If all goes as expected in four more years I will be young American with two degrees, no debt (so long as the new budget cuts do not decimate the Bond-Hill Scholarship program, another government funded program), and the ability to build my own financial portfolio with investments, not debt payments. Imagine the potential of having American generations with such opportunity; although not everyone can be fully supported, a stronger support from our government could open many similar doors or even opportunities with greater potential for individuals who would not know such a chance existed for their futures.

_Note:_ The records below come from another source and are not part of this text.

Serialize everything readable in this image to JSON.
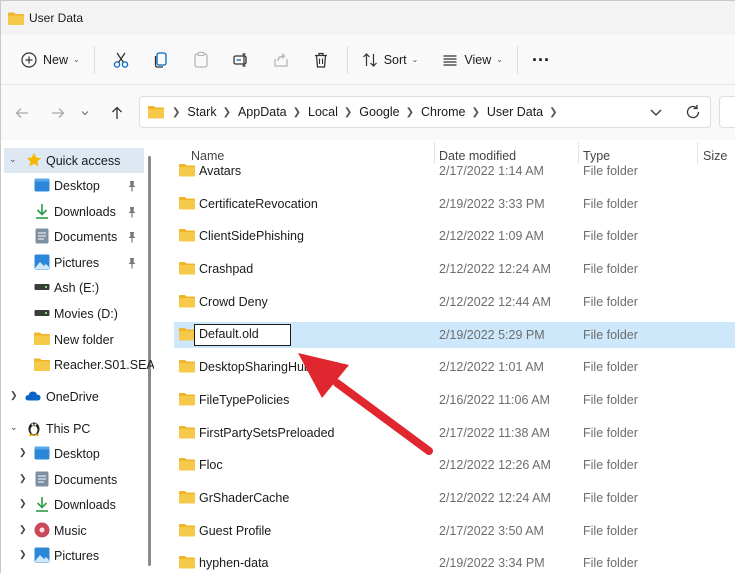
{
  "window": {
    "title": "User Data"
  },
  "toolbar": {
    "new_label": "New",
    "sort_label": "Sort",
    "view_label": "View",
    "more_label": "..."
  },
  "address": {
    "crumbs": [
      "Stark",
      "AppData",
      "Local",
      "Google",
      "Chrome",
      "User Data"
    ]
  },
  "sidebar": {
    "quick_access": "Quick access",
    "quick_items": [
      "Desktop",
      "Downloads",
      "Documents",
      "Pictures",
      "Ash (E:)",
      "Movies (D:)",
      "New folder",
      "Reacher.S01.SEA"
    ],
    "onedrive": "OneDrive",
    "thispc": "This PC",
    "pc_items": [
      "Desktop",
      "Documents",
      "Downloads",
      "Music",
      "Pictures"
    ]
  },
  "columns": {
    "name": "Name",
    "date": "Date modified",
    "type": "Type",
    "size": "Size"
  },
  "files": [
    {
      "name": "Avatars",
      "date": "2/17/2022 1:14 AM",
      "type": "File folder"
    },
    {
      "name": "CertificateRevocation",
      "date": "2/19/2022 3:33 PM",
      "type": "File folder"
    },
    {
      "name": "ClientSidePhishing",
      "date": "2/12/2022 1:09 AM",
      "type": "File folder"
    },
    {
      "name": "Crashpad",
      "date": "2/12/2022 12:24 AM",
      "type": "File folder"
    },
    {
      "name": "Crowd Deny",
      "date": "2/12/2022 12:44 AM",
      "type": "File folder"
    },
    {
      "name": "Default.old",
      "date": "2/19/2022 5:29 PM",
      "type": "File folder"
    },
    {
      "name": "DesktopSharingHub",
      "date": "2/12/2022 1:01 AM",
      "type": "File folder"
    },
    {
      "name": "FileTypePolicies",
      "date": "2/16/2022 11:06 AM",
      "type": "File folder"
    },
    {
      "name": "FirstPartySetsPreloaded",
      "date": "2/17/2022 11:38 AM",
      "type": "File folder"
    },
    {
      "name": "Floc",
      "date": "2/12/2022 12:26 AM",
      "type": "File folder"
    },
    {
      "name": "GrShaderCache",
      "date": "2/12/2022 12:24 AM",
      "type": "File folder"
    },
    {
      "name": "Guest Profile",
      "date": "2/17/2022 3:50 AM",
      "type": "File folder"
    },
    {
      "name": "hyphen-data",
      "date": "2/19/2022 3:34 PM",
      "type": "File folder"
    }
  ],
  "colors": {
    "selection": "#cde8fb",
    "folder": "#f7c948",
    "arrow": "#e0262f",
    "accent": "#0067c0"
  }
}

We have a prime opportunity to steer our great nation towards a beautiful horizon if we invest more in our future through education. Should we choose not to, we could plummet into the fate forecasted on commercials that show foreign nations laughing our decision making after our fall hegemonic grace; not because we didn’t give tax breaks to companies like Marcellus Shale for drilling, but because we lost sight of long-term investments in our own future and reached for temporary fixes that benefited large corporations.
Be for the future of America, save education.
Christopher Carter is the president of the Student Government Cooperative Association Inc. at the Cheyney University of Pennsylvania.